As a licensed insurance agent who specializes in Medicare, I frequently hear complaints about how long a review takes, but your role in this process is crucial. Being prepared can save you lots of time, and it will also help ensure you get all the coverage you need. Here are a few things you can do ahead of time to make sure your Annual Enrollment Period goes smoothly.
List Your Doctors
Part of a thorough and accurate review of a Medicare Advantage plan is recording key information about all your important doctors. This includes the correct spelling of their names and addresses. As an agent, hearing the doctor is across from the library doesn’t help me get the correct address. This information is key to help me prevent one of beneficiaries’ top frustrations: finding out a doctor they love isn’t in network under their new plan.
When preparing your list, limit it to what really matters. The longer your list, the bigger the challenge of keeping everyone in network. If you’ve not seen a certain specialist in two years, maybe that provider isn’t important, and you’d be okay with seeing a different one if your original isn’t in your new network.
Also remember that contracts between doctors and carriers can change. It’s not uncommon for a doctor who was in-network during the quoting process to leave the network at some point during the year.
List Your Facilities
Facilities include more than just your preferred hospitals. Do you have an important durable medical equipment supplier? Are you in the middle of physical therapy? If a facility is important to you, don’t risk losing that facility because you didn’t mention it to your agent. Make a list of every facility that’s important to your health, and along with an accurate address for each one.
List Your Medications
Have a complete list of your prescription medications before your Annual Enrollment Period consultation. As an agent, I often wait while my clients look for their prescriptions in drawers, bags, and boxes, not remembering that they have insulin in the refrigerator. Sometimes they memorize their list of prescriptions but forget an essential medication.

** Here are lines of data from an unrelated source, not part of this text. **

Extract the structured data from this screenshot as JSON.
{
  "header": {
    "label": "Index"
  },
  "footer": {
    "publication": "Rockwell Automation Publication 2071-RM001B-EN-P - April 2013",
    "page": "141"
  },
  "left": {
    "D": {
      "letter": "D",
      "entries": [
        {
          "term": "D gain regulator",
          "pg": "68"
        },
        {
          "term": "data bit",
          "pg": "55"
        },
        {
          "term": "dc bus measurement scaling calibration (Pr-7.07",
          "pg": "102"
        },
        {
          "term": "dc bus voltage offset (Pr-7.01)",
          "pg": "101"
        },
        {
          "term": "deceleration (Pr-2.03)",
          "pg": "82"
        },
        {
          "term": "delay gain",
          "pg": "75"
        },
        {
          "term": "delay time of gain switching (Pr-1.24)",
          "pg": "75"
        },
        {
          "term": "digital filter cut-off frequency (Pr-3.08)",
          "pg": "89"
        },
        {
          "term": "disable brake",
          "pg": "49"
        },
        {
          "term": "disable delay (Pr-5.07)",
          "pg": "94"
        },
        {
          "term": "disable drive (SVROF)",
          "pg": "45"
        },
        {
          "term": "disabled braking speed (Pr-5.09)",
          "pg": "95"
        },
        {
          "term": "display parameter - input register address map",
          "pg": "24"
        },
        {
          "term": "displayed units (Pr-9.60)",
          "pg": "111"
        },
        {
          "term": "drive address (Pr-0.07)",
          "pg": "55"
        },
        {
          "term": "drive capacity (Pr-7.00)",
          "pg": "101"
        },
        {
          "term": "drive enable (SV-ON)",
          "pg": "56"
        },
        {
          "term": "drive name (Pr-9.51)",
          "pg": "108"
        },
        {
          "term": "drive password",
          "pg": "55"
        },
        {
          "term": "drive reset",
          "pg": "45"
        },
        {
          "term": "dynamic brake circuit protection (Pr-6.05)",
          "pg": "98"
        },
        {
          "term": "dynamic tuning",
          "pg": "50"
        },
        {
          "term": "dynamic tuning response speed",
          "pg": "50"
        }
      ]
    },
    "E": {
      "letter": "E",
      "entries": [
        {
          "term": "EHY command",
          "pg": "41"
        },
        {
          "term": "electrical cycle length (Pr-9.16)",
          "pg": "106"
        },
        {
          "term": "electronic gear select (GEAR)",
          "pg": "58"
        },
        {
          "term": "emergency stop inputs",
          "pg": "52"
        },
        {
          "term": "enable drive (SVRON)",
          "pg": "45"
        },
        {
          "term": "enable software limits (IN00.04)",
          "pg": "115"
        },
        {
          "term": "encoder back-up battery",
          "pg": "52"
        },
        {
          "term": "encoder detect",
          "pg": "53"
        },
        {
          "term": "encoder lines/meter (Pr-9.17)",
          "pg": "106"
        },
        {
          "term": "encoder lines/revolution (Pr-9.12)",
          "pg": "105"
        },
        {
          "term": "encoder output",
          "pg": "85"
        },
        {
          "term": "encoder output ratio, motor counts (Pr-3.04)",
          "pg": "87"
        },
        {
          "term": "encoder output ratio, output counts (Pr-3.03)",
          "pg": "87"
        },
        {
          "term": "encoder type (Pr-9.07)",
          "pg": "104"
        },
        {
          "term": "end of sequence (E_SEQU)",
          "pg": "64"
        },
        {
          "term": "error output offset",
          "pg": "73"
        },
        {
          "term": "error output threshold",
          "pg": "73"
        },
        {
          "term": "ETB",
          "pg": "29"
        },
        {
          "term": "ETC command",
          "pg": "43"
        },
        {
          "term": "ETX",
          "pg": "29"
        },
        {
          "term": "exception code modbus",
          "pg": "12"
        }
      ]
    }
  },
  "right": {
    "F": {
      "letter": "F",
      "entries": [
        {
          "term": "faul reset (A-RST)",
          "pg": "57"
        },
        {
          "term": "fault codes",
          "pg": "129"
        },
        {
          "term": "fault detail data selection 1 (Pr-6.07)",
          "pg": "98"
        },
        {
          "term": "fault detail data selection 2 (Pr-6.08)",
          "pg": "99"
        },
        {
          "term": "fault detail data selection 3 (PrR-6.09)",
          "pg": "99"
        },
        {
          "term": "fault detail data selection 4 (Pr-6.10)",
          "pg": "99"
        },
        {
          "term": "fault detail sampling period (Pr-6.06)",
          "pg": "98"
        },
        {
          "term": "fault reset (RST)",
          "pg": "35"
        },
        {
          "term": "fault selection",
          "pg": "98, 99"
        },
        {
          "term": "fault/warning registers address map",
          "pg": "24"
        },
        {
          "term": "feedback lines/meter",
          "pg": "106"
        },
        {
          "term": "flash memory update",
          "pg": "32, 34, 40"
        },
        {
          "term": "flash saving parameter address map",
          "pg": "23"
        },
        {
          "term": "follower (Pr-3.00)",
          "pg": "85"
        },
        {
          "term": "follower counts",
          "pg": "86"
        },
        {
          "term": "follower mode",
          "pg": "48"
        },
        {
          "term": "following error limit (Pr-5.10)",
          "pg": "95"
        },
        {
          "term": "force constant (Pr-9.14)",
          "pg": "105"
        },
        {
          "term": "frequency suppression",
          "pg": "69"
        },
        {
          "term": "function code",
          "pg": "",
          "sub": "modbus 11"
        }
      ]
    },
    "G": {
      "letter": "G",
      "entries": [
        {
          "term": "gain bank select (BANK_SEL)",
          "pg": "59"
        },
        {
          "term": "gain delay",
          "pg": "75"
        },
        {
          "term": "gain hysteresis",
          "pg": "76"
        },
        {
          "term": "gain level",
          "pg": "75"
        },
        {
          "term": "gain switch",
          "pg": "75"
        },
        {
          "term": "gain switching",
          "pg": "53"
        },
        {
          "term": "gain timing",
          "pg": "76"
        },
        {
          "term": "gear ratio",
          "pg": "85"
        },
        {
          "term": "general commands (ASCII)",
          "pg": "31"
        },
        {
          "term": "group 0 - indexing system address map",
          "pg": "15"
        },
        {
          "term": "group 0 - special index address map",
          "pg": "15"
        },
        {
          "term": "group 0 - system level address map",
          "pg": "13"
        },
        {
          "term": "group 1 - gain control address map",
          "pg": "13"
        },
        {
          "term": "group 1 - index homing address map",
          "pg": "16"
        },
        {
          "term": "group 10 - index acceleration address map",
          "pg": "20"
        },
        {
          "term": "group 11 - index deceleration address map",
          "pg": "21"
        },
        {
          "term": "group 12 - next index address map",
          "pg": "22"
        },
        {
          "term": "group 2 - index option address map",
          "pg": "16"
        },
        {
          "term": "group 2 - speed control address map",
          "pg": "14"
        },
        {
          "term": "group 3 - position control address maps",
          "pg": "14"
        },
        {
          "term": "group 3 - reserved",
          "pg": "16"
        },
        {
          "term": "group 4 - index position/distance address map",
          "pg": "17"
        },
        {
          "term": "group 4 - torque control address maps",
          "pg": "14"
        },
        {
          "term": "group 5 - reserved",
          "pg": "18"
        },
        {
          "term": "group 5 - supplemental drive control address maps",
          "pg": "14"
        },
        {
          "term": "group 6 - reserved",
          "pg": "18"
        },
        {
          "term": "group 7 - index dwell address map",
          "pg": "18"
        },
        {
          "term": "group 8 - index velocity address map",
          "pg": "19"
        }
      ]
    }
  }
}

Agents need the name, the dose, and the frequency of doses for all your key medications. We also need to ask important questions like: Are you happy with a generic or do you require the name brand? Does your medicine come in a tablet or a capsule? What pharmacy do you use? What street is the pharmacy on? All of these details are relevant to giving you accurate quotes of networks, tiers, formularies, and copays. You don’t have to tell us the purposes of each medication, though—that’s between you and your doctor.
Conclusion
Keep in mind that beneficiaries also do reviews during Open Enrollment from January 1 to March 31 and throughout the year. Have a place where you keep this information. The more prepared you are for your Medicare Advantage plan review, the faster it will go, the more accurate it will be, and the more peace of mind you will have. Keeping it simple and clear will prevent misunderstanding and frustration down the road. Your time matters.
Your healthcare matters. Your doctors matter. Your prescriptions matter. Be prepared.